Una potatura troppo tardiva può rallentare la formazione dei nuovi boccioli.
Sono sempre felice di aiutarti ad avere finalmente il "Pollice Verde". Se vuoi ricevere i miei consigli posso inviarteli ogni giorno direttamente su WHATSAPP! Contattami qui e salva il mio numero in rubrica! Ti aspetto!
Quali rami tagliare
Prima di utilizzare la forbice conviene osservare attentamente tutta la pianta.
I primi rami da eliminare sono quelli secchi, spezzati oppure chiaramente danneggiati. Successivamente si possono accorciare i tralci che si sono allungati molto rispetto agli altri oppure quelli che rendono la chioma poco uniforme.
Ogni taglio dovrebbe essere eseguito poco sopra una coppia di foglie o un nodo, così da favorire la produzione di nuovi germogli.
L’obiettivo non è ridurre drasticamente le dimensioni della Dipladenia, ma accompagnarne la crescita mantenendo una forma ordinata.
Utilizzare strumenti puliti
La qualità del taglio influisce sulla rapidità della ripresa vegetativa. Una forbice ben affilata permette di ottenere tagli netti, evitando di schiacciare i tessuti dei rami.
Prima della potatura è sempre consigliabile pulire gli strumenti, soprattutto se sono già stati utilizzati su altre piante.

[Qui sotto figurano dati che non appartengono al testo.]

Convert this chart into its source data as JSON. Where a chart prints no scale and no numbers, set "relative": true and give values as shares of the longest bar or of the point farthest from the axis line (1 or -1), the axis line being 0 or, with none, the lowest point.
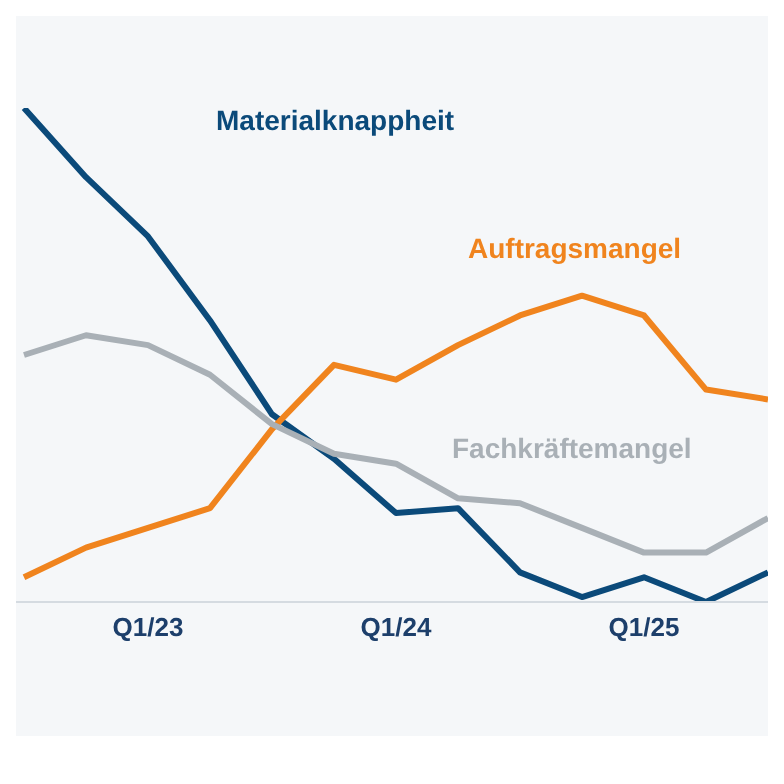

Durante il lavoro è preferibile procedere con calma, osservando la forma della Dipladenia dopo ogni intervento, invece di eliminare molti rami tutti insieme.
Cosa fare dopo la potatura
Terminati i tagli, la pianta riprende gradualmente la propria attività vegetativa.

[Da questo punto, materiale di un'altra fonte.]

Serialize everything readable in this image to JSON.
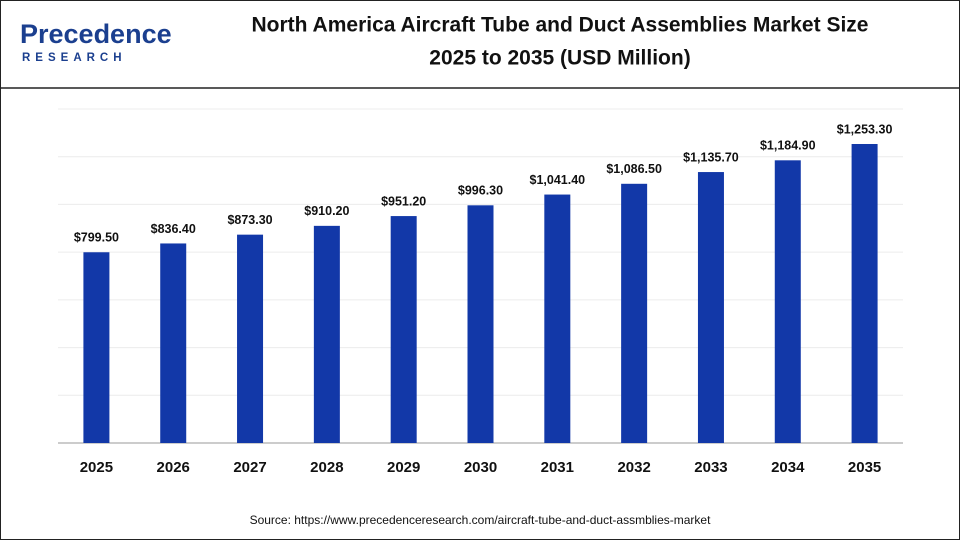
{
  "logo": {
    "name": "Precedence",
    "tagline": "RESEARCH"
  },
  "chart_data": {
    "type": "bar",
    "title": "North America Aircraft Tube and Duct Assemblies Market Size",
    "subtitle": "2025 to 2035 (USD Million)",
    "categories": [
      "2025",
      "2026",
      "2027",
      "2028",
      "2029",
      "2030",
      "2031",
      "2032",
      "2033",
      "2034",
      "2035"
    ],
    "values": [
      799.5,
      836.4,
      873.3,
      910.2,
      951.2,
      996.3,
      1041.4,
      1086.5,
      1135.7,
      1184.9,
      1253.3
    ],
    "value_labels": [
      "$799.50",
      "$836.40",
      "$873.30",
      "$910.20",
      "$951.20",
      "$996.30",
      "$1,041.40",
      "$1,086.50",
      "$1,135.70",
      "$1,184.90",
      "$1,253.30"
    ],
    "color": "#1238a8",
    "ylim": [
      0,
      1400
    ],
    "yticks": [
      0,
      200,
      400,
      600,
      800,
      1000,
      1200,
      1400
    ],
    "grid": true,
    "source": "Source: https://www.precedenceresearch.com/aircraft-tube-and-duct-assmblies-market"
  }
}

Una posizione luminosa, irrigazioni regolari e una concimazione adatta alle piante fiorite aiutano la Dipladenia a produrre rapidamente nuovi germogli.
Nelle settimane successive inizieranno a comparire nuove ramificazioni in prossimità dei punti in cui sono stati effettuati i tagli. Da questi rami si svilupperanno successivamente anche foglie e boccioli.
La velocità della ripresa dipende dalla temperatura, dalla quantità di luce disponibile e dalle condizioni generali della pianta.
Errori da evitare
Uno degli errori più comuni consiste nel rinunciare completamente alla potatura per paura di compromettere la fioritura.
Lasciare crescere la Dipladenia senza alcun controllo porta spesso alla formazione di rami molto lunghi e meno ramificati, con una vegetazione distribuita in modo irregolare.
All’estremo opposto, una potatura troppo severa elimina gran parte della vegetazione e costringe la pianta a ricostruire molti rami prima di poter tornare a fiorire.
Tagli mirati, eseguiti nel periodo corretto e limitati ai rami che ne hanno realmente bisogno, permettono invece di mantenere una Dipladenia compatta, ben ramificata e ricca di nuovi getti pronti a produrre una fioritura abbondante durante la stagione.